C:\\MyFolder\\My.exe "arg1" "arg2" "my \"quoted\" arg3" 'my "quoted" arg4'

bash "%data%/scripts/download-feed.sh"

%data%\jq.exe '{ version: "1.1", title: "Stars", items: map( . | .title=.full_name | .content_text=.description | .date_published=.pushed_at)}'

RSS Guard offers placeholder %data% which is automatically replaced with full path to RSS Guard user data folder and you can use this placeholder anywhere in your script call line.

Attention

Working directory of process executing the script is set to point to RSS Guard user data folder.

Format of post-process script execution line can be seen on picture below.

If everything goes well, script must return 0 as the process exit code, or a non-zero exit code if some error happened.

Executable file must be always be specified, while arguments do not. Be very careful when quoting arguments. Tested examples of valid execution lines are:

‘Built-in web browser with JavaScript support’ option

This option uses network stack from built-in web browser (based on Chromium) to download the provided file. There are some benefits to this approach:

all cookies and other cache/storage data from internal web browser persist,
JavaScript-enabled websites can be loaded.

So, if you for example login to some of your websites, then you can use this option to fetch webpages which are accessible only to logged-in users or JavaScript-powered websites.

Attention

Note that some JavaScript-powered websites actively delay loading of some content until the website is physically displayed on the screen. These stubborn websites will likely not work with this feature as this feature uses special “hidden” web browser to load the content.

Dataflow

After your source feed data is downloaded either via URL or custom script, you can optionally post-process it with one more custom script, which will take raw source data as input. It must produce valid feed data to standard output while printing all error messages to error output.

Here is little flowchart explaining where and when scripts are used:

flowchart TB src{{"What kind of source was used?"}} url["Download the (feed) data from given URL"] scr["Generate the (feed) data with given script"] pstd{{"Is any post-process script set?"}} pst["Take previously obtained data and feed it to post-process script"] fin["Handover resulting feed data to RSS Guard for more processing - saving to DB etc."] src-->|URL|url src-->|Script|scr url-->pstd scr-->pstd pstd-->|Yes|pst pstd-->|No|fin pst-->fin

Typical post-processing filter might do things like CSS formatting, localization of content to another language, downloading of complete articles, some kind of filtering, or removing ads.

It’s completely up to you if you decide to only use script as Source of the script or separate your custom functionality between Source script and Post-process script.

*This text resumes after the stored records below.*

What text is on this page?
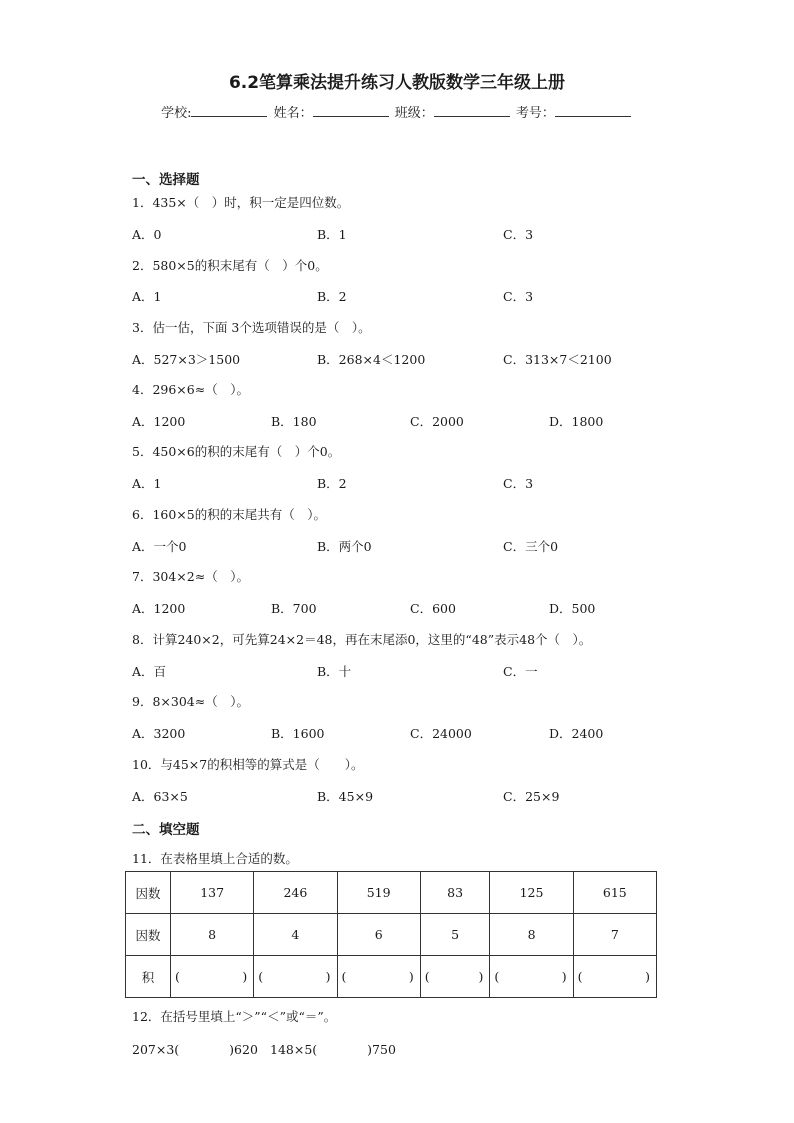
6.2笔算乘法提升练习人教版数学三年级上册
学校:	姓名：	班级：	考号：
一、选择题
1．435×（　）时，积一定是四位数。
A．0	B．1	C．3
2．580×5的积末尾有（　）个0。
A．1	B．2	C．3
3．估一估，下面 3个选项错误的是（　）。
A．527×3＞1500	B．268×4＜1200	C．313×7＜2100
4．296×6≈（　）。
A．1200	B．180	C．2000	D．1800
5．450×6的积的末尾有（　）个0。
A．1	B．2	C．3
6．160×5的积的末尾共有（　）。
A．一个0	B．两个0	C．三个0
7．304×2≈（　）。
A．1200	B．700	C．600	D．500
8．计算240×2，可先算24×2＝48，再在末尾添0，这里的“48”表示48个（　）。
A．百	B．十	C．一
9．8×304≈（　）。
A．3200	B．1600	C．24000	D．2400
10．与45×7的积相等的算式是（　　）。
A．63×5	B．45×9	C．25×9
二、填空题
11．在表格里填上合适的数。
因数	137	246	519	83	125	615
因数	8	4	6	5	8	7
积	( )	( )	( )	( )	( )	( )
12．在括号里填上“＞”“＜”或“＝”。
207×3(　　　　)620 148×5(　　　　)750
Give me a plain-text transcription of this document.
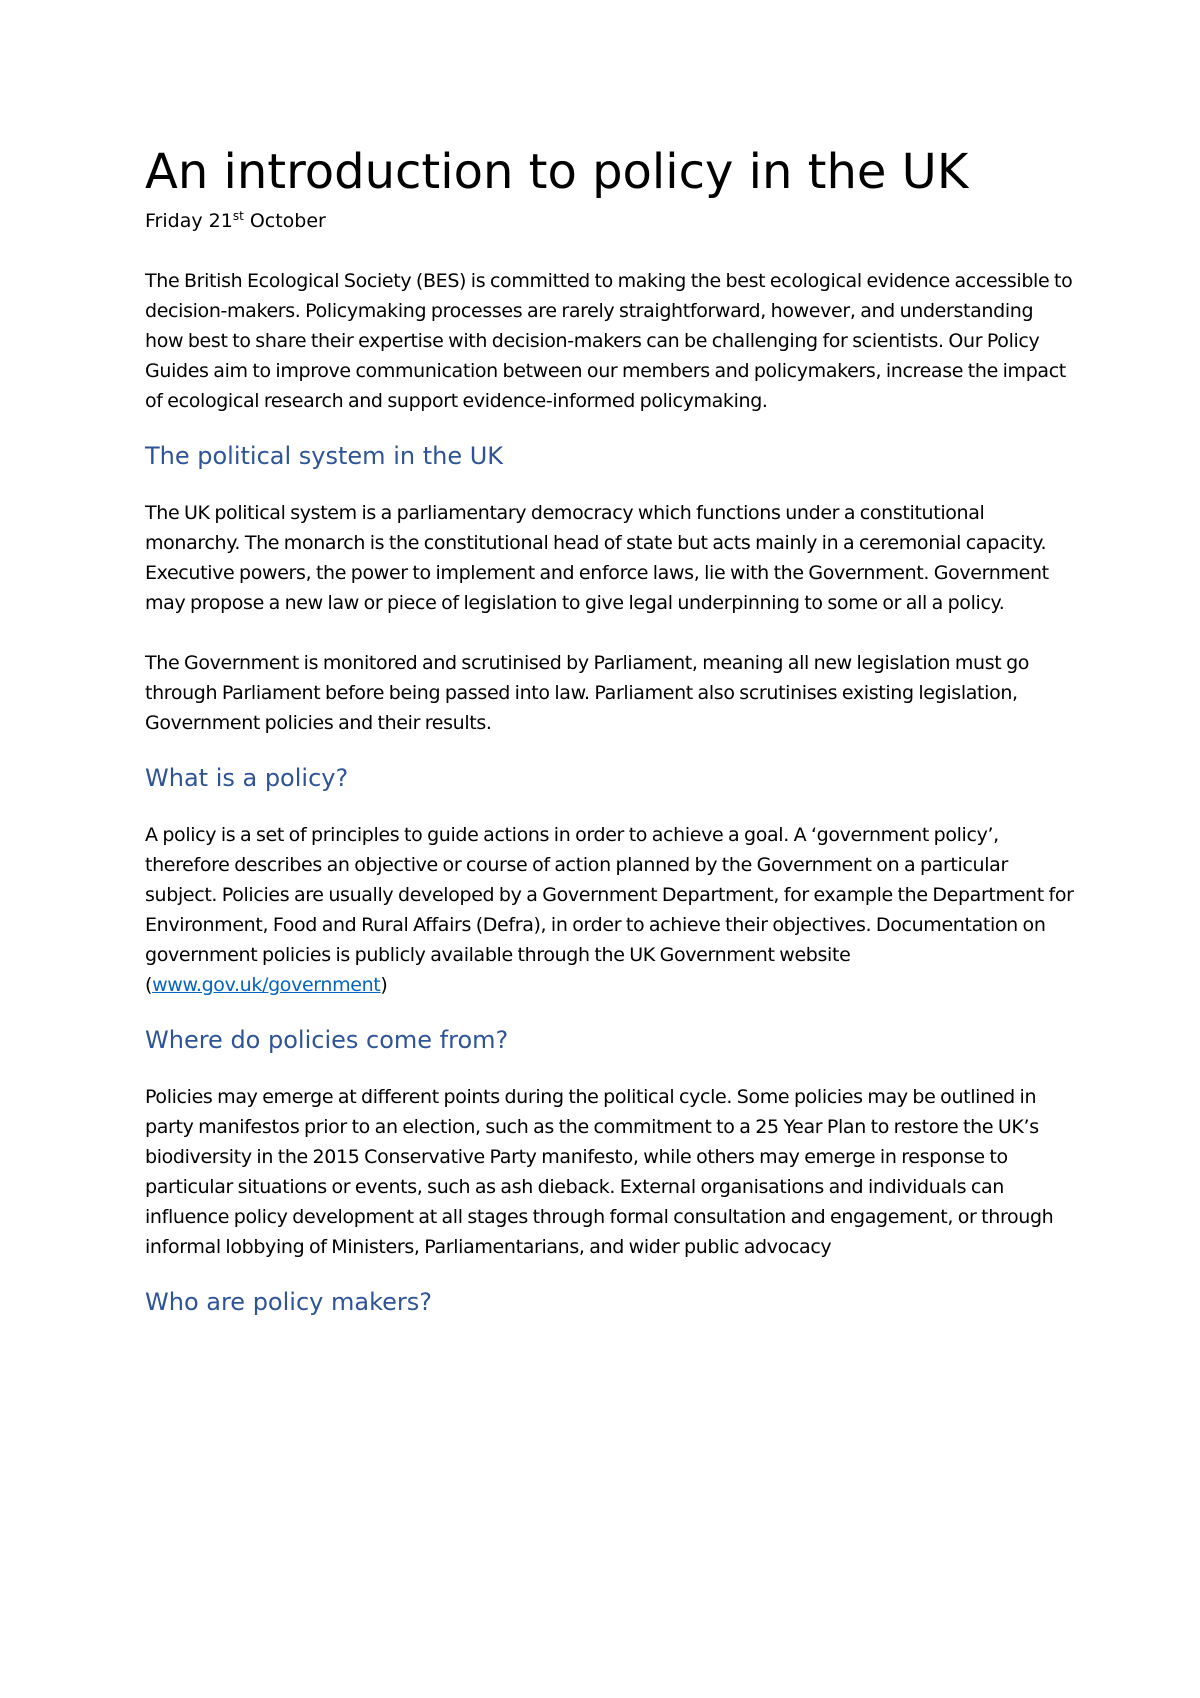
An introduction to policy in the UK
Friday 21st October

The British Ecological Society (BES) is committed to making the best ecological evidence accessible to decision-makers. Policymaking processes are rarely straightforward, however, and understanding how best to share their expertise with decision-makers can be challenging for scientists. Our Policy Guides aim to improve communication between our members and policymakers, increase the impact of ecological research and support evidence-informed policymaking.

The political system in the UK

The UK political system is a parliamentary democracy which functions under a constitutional monarchy. The monarch is the constitutional head of state but acts mainly in a ceremonial capacity. Executive powers, the power to implement and enforce laws, lie with the Government. Government may propose a new law or piece of legislation to give legal underpinning to some or all a policy.

The Government is monitored and scrutinised by Parliament, meaning all new legislation must go through Parliament before being passed into law. Parliament also scrutinises existing legislation, Government policies and their results.

What is a policy?

A policy is a set of principles to guide actions in order to achieve a goal. A ‘government policy’, therefore describes an objective or course of action planned by the Government on a particular subject. Policies are usually developed by a Government Department, for example the Department for Environment, Food and Rural Affairs (Defra), in order to achieve their objectives. Documentation on government policies is publicly available through the UK Government website (www.gov.uk/government)

Where do policies come from?

Policies may emerge at different points during the political cycle. Some policies may be outlined in party manifestos prior to an election, such as the commitment to a 25 Year Plan to restore the UK’s biodiversity in the 2015 Conservative Party manifesto, while others may emerge in response to particular situations or events, such as ash dieback. External organisations and individuals can influence policy development at all stages through formal consultation and engagement, or through informal lobbying of Ministers, Parliamentarians, and wider public advocacy

Who are policy makers?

Sometimes you might need different Source scripts for different online sources and the same Post-process script and vice versa.

Example Scrapers

There are examples of website scrapers. Most of them are written in Python 3, so their execution line is similar to python "script.py". Make sure to examine each script for more information on how to use it.

3rd-party Tools

Third-party tools for scraping made to work with RSS Guard:

CSS2RSS - can be used to scrape websites with CSS selectors.
RSSGuardHelper - another CSS selectors helper.

Make sure to give credit to authors that they deserve.